Lalu ada perubahan baru dalam undang-undang perusahaan Delaware, yang memperjelas bahwa pejabat perusahaan (seperti CEO) berutang tugas fidusia yang sama seperti anggota dewan, dan memiliki kewajiban khusus untuk melaporkan secara horizontal dan vertikal tentang keberadaan risiko kritis misi- perkembangan yang berpotensi mengganggu dinamika dewan manajemen, setidaknya dalam waktu dekat.
Dan dinamika kepemimpinan yang dibentuk ulang ini juga muncul dalam konteks kebijakan penegakan penipuan perusahaan yang baru dan lebih agresif dari Departemen Kehakiman. Jika indikasi kesalahan internal yang kredibel muncul, perusahaan akan “di bawah senjata” untuk membuat keputusan penting tentang secara sukarela melaporkan masalah tersebut kepada pemerintah. Itu akan menjadi keputusan tingkat dewan bukan CEO, mengingat signifikansi menyeluruhnya.
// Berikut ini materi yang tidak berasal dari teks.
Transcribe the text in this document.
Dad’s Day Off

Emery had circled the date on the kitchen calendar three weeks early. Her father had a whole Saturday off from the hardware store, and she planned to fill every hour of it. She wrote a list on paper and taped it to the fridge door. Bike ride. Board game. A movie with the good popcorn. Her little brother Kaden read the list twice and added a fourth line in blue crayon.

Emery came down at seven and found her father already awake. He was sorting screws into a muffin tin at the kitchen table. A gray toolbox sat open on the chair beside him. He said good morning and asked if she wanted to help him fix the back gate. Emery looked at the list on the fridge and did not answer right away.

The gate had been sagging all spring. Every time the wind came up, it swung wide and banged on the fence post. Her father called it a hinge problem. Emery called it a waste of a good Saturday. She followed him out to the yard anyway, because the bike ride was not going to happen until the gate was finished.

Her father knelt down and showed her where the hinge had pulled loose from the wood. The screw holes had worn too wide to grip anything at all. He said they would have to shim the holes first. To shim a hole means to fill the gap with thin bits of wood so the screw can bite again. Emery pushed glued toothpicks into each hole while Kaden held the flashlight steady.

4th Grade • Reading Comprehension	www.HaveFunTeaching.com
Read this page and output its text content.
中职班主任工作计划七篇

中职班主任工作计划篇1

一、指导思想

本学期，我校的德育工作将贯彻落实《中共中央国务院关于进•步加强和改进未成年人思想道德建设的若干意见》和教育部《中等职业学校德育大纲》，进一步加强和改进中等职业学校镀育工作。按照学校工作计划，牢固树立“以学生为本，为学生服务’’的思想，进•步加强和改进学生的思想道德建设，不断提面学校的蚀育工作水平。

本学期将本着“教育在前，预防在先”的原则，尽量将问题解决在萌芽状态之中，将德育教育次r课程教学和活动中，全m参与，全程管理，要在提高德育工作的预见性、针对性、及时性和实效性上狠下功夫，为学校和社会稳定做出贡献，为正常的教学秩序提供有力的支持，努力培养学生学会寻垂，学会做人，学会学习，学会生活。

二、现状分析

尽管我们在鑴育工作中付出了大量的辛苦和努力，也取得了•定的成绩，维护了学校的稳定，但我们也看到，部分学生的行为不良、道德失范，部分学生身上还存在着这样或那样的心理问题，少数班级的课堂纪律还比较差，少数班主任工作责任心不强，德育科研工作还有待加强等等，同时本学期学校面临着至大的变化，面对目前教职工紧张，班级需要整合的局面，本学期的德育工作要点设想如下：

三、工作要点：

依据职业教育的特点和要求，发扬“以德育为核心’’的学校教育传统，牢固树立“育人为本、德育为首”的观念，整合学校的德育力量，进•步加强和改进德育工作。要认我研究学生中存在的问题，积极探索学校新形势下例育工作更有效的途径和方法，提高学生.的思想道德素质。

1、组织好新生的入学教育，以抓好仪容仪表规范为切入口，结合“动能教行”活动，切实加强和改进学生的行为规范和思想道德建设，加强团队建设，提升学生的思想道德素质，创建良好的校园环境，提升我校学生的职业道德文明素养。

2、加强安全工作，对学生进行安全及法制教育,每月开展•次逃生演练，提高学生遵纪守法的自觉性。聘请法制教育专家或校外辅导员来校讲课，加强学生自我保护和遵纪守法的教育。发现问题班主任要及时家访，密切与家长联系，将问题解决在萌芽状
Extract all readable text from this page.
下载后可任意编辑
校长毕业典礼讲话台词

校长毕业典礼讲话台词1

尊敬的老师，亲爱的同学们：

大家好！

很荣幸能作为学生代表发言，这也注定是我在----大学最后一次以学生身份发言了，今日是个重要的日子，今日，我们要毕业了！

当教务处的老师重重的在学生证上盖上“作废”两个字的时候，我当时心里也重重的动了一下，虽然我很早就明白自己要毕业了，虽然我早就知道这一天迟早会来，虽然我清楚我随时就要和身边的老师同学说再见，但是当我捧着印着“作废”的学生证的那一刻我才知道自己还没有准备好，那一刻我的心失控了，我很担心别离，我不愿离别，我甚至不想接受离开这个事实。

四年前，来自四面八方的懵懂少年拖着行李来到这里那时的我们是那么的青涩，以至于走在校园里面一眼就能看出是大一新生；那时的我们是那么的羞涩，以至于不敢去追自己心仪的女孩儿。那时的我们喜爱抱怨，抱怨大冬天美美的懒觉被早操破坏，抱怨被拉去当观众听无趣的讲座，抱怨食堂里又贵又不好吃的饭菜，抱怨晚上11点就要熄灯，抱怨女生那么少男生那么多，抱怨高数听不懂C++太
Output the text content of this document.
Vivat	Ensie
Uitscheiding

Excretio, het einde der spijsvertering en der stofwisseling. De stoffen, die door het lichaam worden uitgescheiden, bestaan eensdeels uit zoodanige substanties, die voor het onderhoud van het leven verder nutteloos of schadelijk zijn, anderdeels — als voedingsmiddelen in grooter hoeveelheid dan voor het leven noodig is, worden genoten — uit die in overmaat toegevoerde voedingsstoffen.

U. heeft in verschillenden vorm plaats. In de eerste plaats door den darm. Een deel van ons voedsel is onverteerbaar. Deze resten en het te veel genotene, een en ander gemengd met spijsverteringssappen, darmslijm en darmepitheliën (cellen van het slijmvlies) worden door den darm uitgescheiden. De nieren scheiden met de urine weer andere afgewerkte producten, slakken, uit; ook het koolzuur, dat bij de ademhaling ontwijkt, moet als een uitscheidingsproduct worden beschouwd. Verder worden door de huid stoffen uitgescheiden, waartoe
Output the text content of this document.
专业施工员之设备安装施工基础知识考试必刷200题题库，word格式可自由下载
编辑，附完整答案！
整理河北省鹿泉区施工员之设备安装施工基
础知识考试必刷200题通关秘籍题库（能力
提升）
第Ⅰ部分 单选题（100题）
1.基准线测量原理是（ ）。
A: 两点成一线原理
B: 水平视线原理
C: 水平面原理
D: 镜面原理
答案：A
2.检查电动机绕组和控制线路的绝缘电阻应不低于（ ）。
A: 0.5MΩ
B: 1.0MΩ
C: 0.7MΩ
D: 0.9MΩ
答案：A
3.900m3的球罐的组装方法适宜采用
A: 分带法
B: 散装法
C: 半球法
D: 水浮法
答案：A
CEO bertanggung jawab atas operasi perusahaan sehari-hari. Itu konsep yang tidak akan pernah berubah. Tetapi bagaimana tanggung jawab itu diwujudkan telah berubah lebih dari sedikit selama tahun-tahun pandemi. Ada pergeseran halus namun penting dalam penekanan kembali ke keterlibatan dan fokus dewan. Jadi, meskipun sangat masuk akal bagi CEO untuk menegaskan kembali otoritasnya saat perusahaan keluar dari pandemi, mereka harus mengantisipasi perlunya periode penyesuaian dalam cara mencapainya.
Karena pergeseran dinamika dewan/manajemen yang berkembang selama beberapa tahun terakhir tidak akan segera hilang. Jadi, meskipun mungkin terasa menyenangkan untuk “menjadi suka memerintah” lagi, dan sama pentingnya menjadi “suka memerintah” dari perspektif kepemimpinan murni, mungkin akan terasa lebih baik untuk menjadi “suka memerintah” dengan lampu hijau dari dewan.
Apakah bermain judi togel sydñey safe atau tidak, itu sangat bergantung dengan bandar togel online area anda memasang. Pasalnya telah tersedia banyak sekali bettor yang berhasil dan sukses berkat rajin bertaruh di pasaran togel sidney pools. Oleh gara-gara itulah para pembaca sekalian kudu pandai di dalam memilah bandar togel online yang terdapat di google atau internet. Mendapatkan keuntungan ketika bermain judi togel sidney hanya dapat kami nikmati andaikata kami bertaruh di tempat yang tepat.